Bilişim ve telekom alanında teknoloji geliştirme çalışmaları yapmak üzere burada faaliyet yürütecek firmalara başarı temenni eden Erdoğan, yeni fikirlerin teknolojiye dönüşmesine vesile olmak üzere kurulan öğretim elemanları ve öğrenciler ile genç girişimcilerin çalışmalarının destekleneceği kuluçka merkezini de çok önemli gördüğünü söyledi.
Türkiye’nin hedeflerine ulaşabilmesi için bu tarz merkezlerin olması ve bunların çoğaltılmasının gerekliliğini vurgulayan Erdoğan, “İnsanımızın zekasını ve pratikliğini bilimsel ve teknolojik disiplinle fikre, araştırma, geliştirmeye, ürüne, üretime dönüştürdüğümüzde ülkemizin herkesi şaşırtacak bir hızla yükselişe geçeceğine inanıyorum.” dedi.
‘Kurulduğu toprakların mayasına borçlu’
Erdoğan, Türkiye’nin bir dönemini esir alan ideolojik kavgaların ODTÜ’yü de etkilediğini buna rağmen ODTÜ’nün bilim ve teknoloji alanındaki marka değerini korumayı ve geliştirmeyi hep bildiğini ifade ederek, şöyle devam etti: “Bugün eğitimde ve öğretimde, bilim, teknolojide ODTÜ markası hala ilk sıralarda yer almaya devam ediyorsa bunu kurulduğu toprakların mayasının sağlamlığına borçludur.

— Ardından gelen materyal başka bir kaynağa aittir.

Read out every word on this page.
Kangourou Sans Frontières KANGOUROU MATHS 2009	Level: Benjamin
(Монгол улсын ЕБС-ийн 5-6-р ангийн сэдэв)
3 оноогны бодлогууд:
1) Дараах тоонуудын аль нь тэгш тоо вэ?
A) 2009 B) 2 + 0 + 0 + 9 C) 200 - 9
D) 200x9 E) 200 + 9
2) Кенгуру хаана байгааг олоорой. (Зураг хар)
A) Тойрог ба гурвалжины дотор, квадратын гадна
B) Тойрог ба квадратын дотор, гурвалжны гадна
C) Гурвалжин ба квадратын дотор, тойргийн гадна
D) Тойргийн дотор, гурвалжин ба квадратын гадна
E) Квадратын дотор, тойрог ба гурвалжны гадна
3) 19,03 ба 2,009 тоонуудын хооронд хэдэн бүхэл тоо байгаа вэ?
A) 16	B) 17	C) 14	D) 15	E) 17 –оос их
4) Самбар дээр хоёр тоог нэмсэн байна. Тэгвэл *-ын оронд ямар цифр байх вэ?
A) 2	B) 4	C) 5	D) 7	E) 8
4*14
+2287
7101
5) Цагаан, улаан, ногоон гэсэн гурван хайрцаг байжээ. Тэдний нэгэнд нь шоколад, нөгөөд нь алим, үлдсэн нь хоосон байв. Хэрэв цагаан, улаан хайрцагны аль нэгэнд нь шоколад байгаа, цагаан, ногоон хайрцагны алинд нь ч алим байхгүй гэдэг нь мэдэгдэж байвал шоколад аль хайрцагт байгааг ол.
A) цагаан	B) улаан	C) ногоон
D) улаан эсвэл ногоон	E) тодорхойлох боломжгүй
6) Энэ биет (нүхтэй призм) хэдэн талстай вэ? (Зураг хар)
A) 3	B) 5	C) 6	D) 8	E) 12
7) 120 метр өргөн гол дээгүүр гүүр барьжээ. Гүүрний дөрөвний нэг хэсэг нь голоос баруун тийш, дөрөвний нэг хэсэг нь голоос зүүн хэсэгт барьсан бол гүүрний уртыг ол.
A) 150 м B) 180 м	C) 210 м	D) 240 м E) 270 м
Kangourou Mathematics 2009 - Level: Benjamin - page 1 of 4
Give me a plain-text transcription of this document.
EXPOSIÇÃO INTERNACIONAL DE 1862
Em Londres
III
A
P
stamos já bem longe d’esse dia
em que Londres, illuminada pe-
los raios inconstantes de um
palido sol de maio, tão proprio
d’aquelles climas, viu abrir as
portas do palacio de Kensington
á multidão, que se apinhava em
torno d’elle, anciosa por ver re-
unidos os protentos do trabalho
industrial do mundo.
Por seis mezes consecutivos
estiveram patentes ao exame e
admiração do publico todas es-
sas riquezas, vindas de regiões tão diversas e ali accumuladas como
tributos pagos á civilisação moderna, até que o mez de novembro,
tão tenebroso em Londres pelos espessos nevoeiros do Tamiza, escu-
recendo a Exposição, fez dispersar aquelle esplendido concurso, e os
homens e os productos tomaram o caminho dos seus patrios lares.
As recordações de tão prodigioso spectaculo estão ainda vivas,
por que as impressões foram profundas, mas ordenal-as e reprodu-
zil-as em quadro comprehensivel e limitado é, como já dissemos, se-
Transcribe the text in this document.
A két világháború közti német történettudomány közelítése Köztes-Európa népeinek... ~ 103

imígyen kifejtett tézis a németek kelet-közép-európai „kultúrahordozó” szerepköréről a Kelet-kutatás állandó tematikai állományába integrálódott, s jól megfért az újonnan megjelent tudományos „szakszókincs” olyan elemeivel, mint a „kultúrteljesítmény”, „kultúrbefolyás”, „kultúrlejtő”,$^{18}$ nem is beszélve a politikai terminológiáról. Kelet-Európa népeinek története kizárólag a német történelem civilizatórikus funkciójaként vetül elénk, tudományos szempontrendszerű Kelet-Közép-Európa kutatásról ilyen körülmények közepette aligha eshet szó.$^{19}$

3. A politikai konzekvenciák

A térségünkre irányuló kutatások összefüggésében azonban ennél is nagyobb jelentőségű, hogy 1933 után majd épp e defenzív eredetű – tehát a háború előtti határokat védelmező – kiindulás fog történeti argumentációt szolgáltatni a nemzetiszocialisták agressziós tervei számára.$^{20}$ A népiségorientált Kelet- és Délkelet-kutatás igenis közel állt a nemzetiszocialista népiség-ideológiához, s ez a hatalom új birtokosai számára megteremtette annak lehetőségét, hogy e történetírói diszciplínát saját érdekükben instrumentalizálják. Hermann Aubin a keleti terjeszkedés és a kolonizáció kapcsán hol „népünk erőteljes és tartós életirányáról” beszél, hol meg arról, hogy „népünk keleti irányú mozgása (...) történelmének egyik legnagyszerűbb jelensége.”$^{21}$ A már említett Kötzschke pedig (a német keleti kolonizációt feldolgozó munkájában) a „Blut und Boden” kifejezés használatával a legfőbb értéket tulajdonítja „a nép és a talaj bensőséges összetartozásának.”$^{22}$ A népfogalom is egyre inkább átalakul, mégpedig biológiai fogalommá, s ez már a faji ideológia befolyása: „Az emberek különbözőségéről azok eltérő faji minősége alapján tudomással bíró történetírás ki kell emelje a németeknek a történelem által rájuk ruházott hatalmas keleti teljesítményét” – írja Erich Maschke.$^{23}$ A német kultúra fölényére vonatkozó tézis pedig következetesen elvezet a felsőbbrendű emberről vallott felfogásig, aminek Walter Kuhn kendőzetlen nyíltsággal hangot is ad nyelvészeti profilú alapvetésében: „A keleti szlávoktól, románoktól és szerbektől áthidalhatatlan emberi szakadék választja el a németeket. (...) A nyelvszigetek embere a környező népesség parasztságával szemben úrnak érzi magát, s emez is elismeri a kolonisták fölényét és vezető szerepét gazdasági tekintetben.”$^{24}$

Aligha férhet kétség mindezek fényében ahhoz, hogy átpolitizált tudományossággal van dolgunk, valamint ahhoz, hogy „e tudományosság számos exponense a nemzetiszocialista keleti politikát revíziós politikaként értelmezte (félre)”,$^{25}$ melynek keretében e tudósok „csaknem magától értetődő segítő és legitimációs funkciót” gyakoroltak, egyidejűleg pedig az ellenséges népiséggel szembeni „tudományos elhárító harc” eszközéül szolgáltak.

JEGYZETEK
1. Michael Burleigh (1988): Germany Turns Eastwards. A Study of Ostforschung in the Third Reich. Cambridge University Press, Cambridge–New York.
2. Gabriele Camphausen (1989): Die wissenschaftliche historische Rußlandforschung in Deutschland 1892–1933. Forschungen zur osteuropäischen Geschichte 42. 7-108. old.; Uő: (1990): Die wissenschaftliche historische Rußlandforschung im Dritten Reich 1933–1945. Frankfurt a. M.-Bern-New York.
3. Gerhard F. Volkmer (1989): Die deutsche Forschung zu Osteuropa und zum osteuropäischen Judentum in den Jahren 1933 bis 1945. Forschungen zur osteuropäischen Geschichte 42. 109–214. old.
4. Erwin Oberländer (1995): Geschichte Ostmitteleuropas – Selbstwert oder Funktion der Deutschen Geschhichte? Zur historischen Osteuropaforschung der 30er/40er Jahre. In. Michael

Eskiler ‘sui misal emsal olmaz’ derler biz de bu anlayıştan hareketle ODTÜ’yü hep başarılarıyla, yetiştirdiği kaliteli öğrencileriyle, sahip olduğu yüksek standartlı öğretim kadrosuyla altına imza attığı bilim teknoloji faaliyetleriyle değerlendiriyoruz.”
‘ODTÜ’nün kuruluş amacı, politikamızın ifadesi’
“Esasen ODTÜ’nün kuruluş amacı tam da bizim 16 yıldır inşa etmeye çalıştığımız politikanın ifadesi gibidir.” diyen Erdoğan, konuşmasında ODTÜ’nün kuruluş kanununda yer alan “Türkiye ve Orta Doğu’nun kaynaklarının inkişafına ve iktisadi meselelerinin halline bilhassa ehemmiyet verilmek üzere Türk milletine ve diğer milletlere fayda sağlayacak araştırmalar yapmak.” bölümü aktardı.
Cumhurbaşkanı Erdoğan, “Biz işte bu amacı her alanda gerçekleştirmenin mücadelesini verdik, veriyoruz. Lisans, yüksek lisans, doktora çalışmalarında ortaya koyduğu başarılar ODTÜ’nün kendisine verilen göreve aradan geçen 60 yılı aşkın süreye rağmen hala sımsıkı bağlı olduğunu gösteriyor.” dedi.
‘Bilim, ahlaki değerlere yaslanmalı’
Erdoğan konuşmasını şöyle sürdürdü: “Üniversitelerimizi küresel yarışta en büyük güç kaynağımız olarak görüyoruz. Bilim eğer ahlaki değerlere yaslanıyorsa o nispette insana ve topluma hizmet eder. Bilimsel faaliyetlerin ve araştırmaların ürüne dönüşmesi, ticarileşmesi elbette önemlidir ancak bilimin kendisinin ticari meta haline gelmesine izin vermemeliyiz. Biz mirasçısı olduğumuz medeniyetlerin bilime katkılarını devam ettirmekle görevliyiz.”
‘Bağımsızlık ölçütlerine yeni madde eklendi’
Dünyada artık bağımsızlığın ölçütü olarak toprak, bayrak ve milli para gibi kriterlere yenilerinin eklendiği bir döneme girildiğine değinen Erdoğan, “Bunların en başında da teknolojik bağımsızlık geliyor. Veri üretiminden güvenliğine, savunma, sağlık, eğitim, bilişim teknolojilerinden yapay zekaya kadar her alanda kendi ayaklarımız üzerinde durmak mecburiyetindeyiz. Şayet biz bunu beceremezsek zorunlu olarak ipin ucu başka birilerinin eline geçecektir. Nasıl topraklarımıza hükmetmeden bağımsız olamazsak, teknolojiye hakim olmadan da bağımsızlığımızı sürdüremeyiz. Üstelik kendimizle birlikte kalbini ve umudunu bize yöneltmiş tüm dostlarımıza, kardeşlerimize karşı da sorumluluklarımız var. Teknolojik bağımsızlığımız işte bu sebeple de çok önemlidir.” diye konuştu.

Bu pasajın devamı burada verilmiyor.